North Conway is 150 miles N of Boston and 62 miles NW of Portland.
North Conway is the commercial heart of the White Mountains. Shoppers are drawn by the outlets along Routes 302 and 16. (The two state highways overlap through town.) Outdoor purists abhor it, considering it a garish interloper to be avoided at all costs, except when seeking pizza and beer.
North Conway itself won't strike anyone as nature's wonderland. The shopping strip south of the village is basically one long turn lane flanked with outlet malls, motels, and chain restaurants of every architectural stripe. On rainy weekends and during foliage season, the road can resemble a linear parking lot.

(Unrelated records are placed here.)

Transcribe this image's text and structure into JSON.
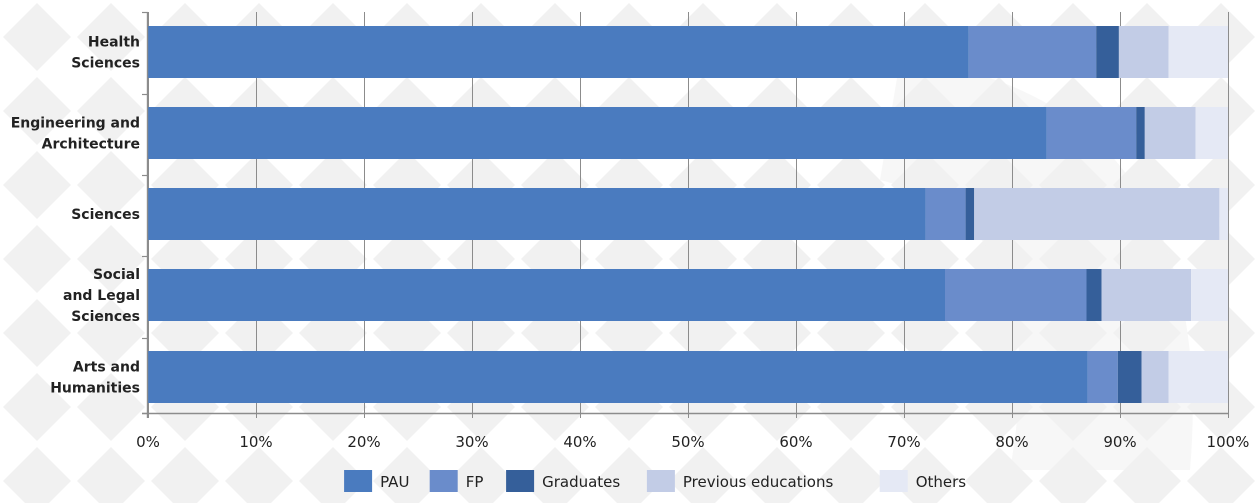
{
  "chart_data": {
    "type": "bar",
    "orientation": "horizontal",
    "stacked": true,
    "percent": true,
    "categories": [
      "Health\nSciences",
      "Engineering and\nArchitecture",
      "Sciences",
      "Social\nand Legal\nSciences",
      "Arts and\nHumanities"
    ],
    "series": [
      {
        "name": "PAU",
        "color": "#4a7bbf",
        "values": [
          76.0,
          83.2,
          72.0,
          73.8,
          87.0
        ]
      },
      {
        "name": "FP",
        "color": "#6a8ccb",
        "values": [
          11.8,
          8.3,
          3.7,
          13.1,
          2.8
        ]
      },
      {
        "name": "Graduates",
        "color": "#355f9a",
        "values": [
          2.1,
          0.8,
          0.8,
          1.4,
          2.2
        ]
      },
      {
        "name": "Previous educations",
        "color": "#c2cce6",
        "values": [
          4.6,
          4.7,
          22.7,
          8.3,
          2.5
        ]
      },
      {
        "name": "Others",
        "color": "#e5e9f5",
        "values": [
          5.5,
          3.0,
          0.8,
          3.4,
          5.5
        ]
      }
    ],
    "x_ticks": [
      "0%",
      "10%",
      "20%",
      "30%",
      "40%",
      "50%",
      "60%",
      "70%",
      "80%",
      "90%",
      "100%"
    ],
    "xlim": [
      0,
      100
    ],
    "grid": true,
    "legend_position": "bottom"
  }
}
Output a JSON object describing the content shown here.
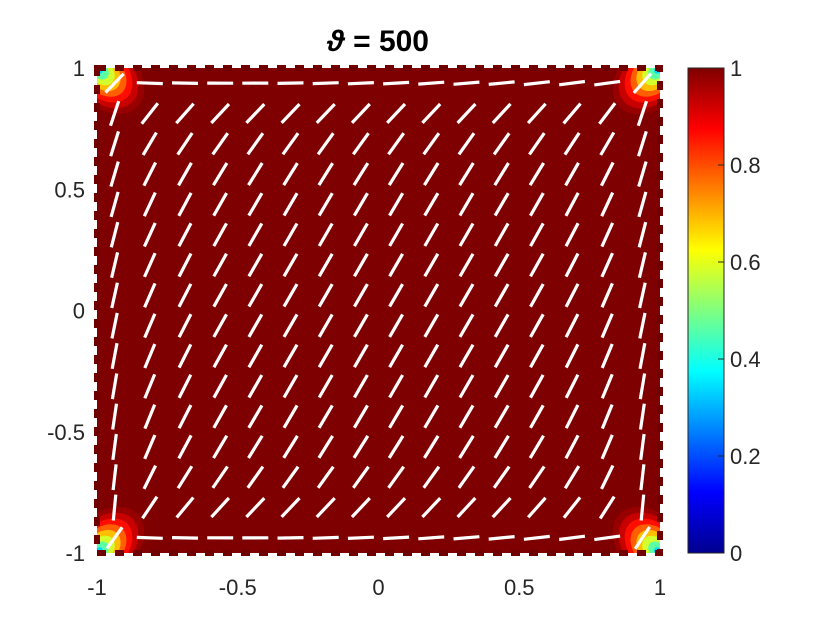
{
  "chart_data": {
    "type": "heatmap",
    "title_symbol": "ϑ",
    "title_rest": " = 500",
    "x": {
      "lim": [
        -1,
        1
      ],
      "ticks": [
        -1,
        -0.5,
        0,
        0.5,
        1
      ],
      "tick_labels": [
        "-1",
        "-0.5",
        "0",
        "0.5",
        "1"
      ]
    },
    "y": {
      "lim": [
        -1,
        1
      ],
      "ticks": [
        -1,
        -0.5,
        0,
        0.5,
        1
      ],
      "tick_labels": [
        "-1",
        "-0.5",
        "0",
        "0.5",
        "1"
      ]
    },
    "colorbar": {
      "lim": [
        0,
        1
      ],
      "ticks": [
        0,
        0.2,
        0.4,
        0.6,
        0.8,
        1
      ],
      "tick_labels": [
        "0",
        "0.2",
        "0.4",
        "0.6",
        "0.8",
        "1"
      ],
      "colormap": "jet"
    },
    "field": {
      "background_value": 1.0,
      "corner_min_value": 0.2,
      "corner_core_radius": 0.07
    },
    "director_field": {
      "grid_n": 16,
      "color": "#ffffff",
      "style": "line segments"
    }
  }
}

Sprawl notwithstanding, North Conway is beautifully situated along the eastern edge of the broad and fertile Saco River valley (also called the Mount Washington Valley). Gentle, forest-covered mountains, some with sheer cliffs that suggest the distant, stunted cousins of Yosemite's rocky faces, border the bottomlands. Northward up the valley, the hills rise in a triumphant crescendo to the blustery, tempestuous heights of Mount Washington.
The village is trim and attractive (if often congested), with an open green, some colorful shops, Victorian frontier-town commercial architecture, and a distinctive train station. It's a good place to park, stretch your legs, and find a cup of coffee or a snack. (A Ben & Jerry's ice-cream shop is just off the green near the train station.)

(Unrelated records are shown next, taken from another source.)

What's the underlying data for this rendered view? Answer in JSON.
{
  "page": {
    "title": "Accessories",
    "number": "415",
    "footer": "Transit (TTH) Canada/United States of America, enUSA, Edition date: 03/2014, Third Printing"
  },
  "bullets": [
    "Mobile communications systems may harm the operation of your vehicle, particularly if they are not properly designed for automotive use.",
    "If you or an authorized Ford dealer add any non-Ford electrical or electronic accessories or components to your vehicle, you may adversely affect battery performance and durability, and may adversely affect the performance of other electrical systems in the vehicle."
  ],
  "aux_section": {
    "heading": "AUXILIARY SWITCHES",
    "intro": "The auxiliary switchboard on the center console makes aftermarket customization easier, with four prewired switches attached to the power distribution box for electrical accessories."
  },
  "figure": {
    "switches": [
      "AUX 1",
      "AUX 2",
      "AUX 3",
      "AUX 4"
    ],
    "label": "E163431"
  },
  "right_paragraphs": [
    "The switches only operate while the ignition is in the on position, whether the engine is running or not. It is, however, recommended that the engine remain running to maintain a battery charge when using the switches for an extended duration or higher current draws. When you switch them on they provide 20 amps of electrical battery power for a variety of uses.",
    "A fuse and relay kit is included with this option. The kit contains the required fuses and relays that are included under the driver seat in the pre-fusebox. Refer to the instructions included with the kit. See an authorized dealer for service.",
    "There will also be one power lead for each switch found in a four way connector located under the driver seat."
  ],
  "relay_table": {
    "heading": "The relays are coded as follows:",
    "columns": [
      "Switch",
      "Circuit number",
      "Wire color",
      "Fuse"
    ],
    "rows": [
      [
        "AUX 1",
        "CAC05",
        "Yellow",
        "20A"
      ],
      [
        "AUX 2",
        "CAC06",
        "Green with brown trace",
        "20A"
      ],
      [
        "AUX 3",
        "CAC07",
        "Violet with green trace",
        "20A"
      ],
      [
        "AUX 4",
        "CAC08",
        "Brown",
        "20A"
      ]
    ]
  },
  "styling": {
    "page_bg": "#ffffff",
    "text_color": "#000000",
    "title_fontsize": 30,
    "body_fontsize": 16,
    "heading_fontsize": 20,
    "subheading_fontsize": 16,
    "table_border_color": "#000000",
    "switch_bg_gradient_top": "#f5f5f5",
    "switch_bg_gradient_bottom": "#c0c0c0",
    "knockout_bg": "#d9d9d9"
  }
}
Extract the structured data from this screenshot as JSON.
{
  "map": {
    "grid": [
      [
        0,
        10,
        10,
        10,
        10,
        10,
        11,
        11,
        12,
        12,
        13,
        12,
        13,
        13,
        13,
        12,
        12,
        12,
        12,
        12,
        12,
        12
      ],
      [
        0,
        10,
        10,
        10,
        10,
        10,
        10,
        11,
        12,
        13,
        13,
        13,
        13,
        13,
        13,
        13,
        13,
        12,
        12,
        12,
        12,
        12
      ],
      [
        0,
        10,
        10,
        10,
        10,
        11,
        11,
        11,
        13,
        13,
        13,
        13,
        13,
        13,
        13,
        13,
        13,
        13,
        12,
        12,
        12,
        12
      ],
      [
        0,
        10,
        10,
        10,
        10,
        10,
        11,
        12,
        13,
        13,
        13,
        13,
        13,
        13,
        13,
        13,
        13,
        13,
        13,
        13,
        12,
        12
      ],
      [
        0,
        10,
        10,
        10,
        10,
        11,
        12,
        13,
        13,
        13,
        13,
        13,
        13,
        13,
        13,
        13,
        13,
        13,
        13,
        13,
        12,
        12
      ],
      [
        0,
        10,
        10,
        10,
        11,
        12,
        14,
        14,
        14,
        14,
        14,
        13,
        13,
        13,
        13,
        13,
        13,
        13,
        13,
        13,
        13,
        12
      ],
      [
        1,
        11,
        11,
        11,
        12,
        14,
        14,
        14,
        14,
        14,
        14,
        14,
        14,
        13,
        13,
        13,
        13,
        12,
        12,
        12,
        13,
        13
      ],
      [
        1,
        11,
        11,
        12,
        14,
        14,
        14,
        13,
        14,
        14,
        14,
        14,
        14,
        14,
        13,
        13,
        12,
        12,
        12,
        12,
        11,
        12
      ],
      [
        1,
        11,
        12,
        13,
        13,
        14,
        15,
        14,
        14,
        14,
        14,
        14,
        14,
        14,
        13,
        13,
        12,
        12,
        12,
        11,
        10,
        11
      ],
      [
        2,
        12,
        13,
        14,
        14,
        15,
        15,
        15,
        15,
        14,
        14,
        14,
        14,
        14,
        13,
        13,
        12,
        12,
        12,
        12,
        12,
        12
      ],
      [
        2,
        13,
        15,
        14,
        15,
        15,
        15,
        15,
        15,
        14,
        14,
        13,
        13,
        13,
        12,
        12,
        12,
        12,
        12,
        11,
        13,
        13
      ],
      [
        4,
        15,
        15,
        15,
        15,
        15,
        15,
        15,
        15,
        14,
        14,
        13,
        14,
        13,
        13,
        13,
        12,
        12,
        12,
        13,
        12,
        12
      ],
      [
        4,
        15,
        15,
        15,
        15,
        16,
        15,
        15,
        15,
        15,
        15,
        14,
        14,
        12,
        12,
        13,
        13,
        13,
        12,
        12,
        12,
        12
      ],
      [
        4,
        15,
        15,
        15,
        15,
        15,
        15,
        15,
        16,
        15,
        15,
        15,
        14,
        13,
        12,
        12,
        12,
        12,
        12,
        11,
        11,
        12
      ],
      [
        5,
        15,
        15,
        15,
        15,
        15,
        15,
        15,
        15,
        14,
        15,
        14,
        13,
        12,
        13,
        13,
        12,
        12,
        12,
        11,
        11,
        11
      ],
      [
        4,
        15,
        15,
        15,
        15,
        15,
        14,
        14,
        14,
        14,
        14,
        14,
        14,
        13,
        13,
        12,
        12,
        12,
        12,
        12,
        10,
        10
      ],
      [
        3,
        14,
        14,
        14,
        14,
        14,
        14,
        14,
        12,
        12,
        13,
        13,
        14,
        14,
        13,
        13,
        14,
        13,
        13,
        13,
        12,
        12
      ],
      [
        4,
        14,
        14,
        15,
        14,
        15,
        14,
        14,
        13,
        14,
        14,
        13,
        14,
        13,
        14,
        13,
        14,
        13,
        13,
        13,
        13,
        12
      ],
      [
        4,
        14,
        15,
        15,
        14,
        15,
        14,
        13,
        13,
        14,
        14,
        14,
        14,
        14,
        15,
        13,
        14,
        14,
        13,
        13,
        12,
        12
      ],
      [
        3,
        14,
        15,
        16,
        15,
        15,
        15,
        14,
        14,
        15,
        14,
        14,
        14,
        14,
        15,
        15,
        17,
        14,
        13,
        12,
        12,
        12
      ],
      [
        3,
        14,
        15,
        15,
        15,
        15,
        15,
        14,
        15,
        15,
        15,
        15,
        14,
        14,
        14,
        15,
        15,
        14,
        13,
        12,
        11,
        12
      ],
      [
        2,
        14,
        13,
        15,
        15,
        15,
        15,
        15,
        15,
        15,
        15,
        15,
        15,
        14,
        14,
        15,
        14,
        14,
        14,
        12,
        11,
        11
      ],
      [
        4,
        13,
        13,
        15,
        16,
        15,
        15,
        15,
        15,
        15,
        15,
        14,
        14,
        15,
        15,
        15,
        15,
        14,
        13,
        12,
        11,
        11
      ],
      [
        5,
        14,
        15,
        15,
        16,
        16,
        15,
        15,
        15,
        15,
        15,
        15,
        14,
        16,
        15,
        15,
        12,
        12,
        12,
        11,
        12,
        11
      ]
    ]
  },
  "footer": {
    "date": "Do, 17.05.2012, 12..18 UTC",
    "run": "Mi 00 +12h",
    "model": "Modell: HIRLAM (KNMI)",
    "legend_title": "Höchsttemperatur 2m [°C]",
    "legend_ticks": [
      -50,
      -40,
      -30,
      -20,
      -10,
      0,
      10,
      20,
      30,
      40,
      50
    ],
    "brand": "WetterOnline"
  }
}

Avoiding North Conway--For a more scenic, less commercial route bypassing North Conway's strip malls, detour onto West Side Road. Arriving from the south on Route 16, turn north at the light in Conway Village on to Washington Street. One-half mile further, bear left on West Side Road. The road passes near two covered bridges in the first half-mile, then dips and winds through the broad farmlands of the Saco River Valley. You'll pass working farms and farm stands, and some architecturally distinctive early homes.
You'll also come upon dramatic views of the granite cliffs that form the western wall of the valley. Stop for a swim at Echo Lake State Park (it's well marked, on your left). At the first stop sign, turn right for North Conway village, or turn left to connect to Route 302 in Bartlett, passing more handsome ledges and cliffs.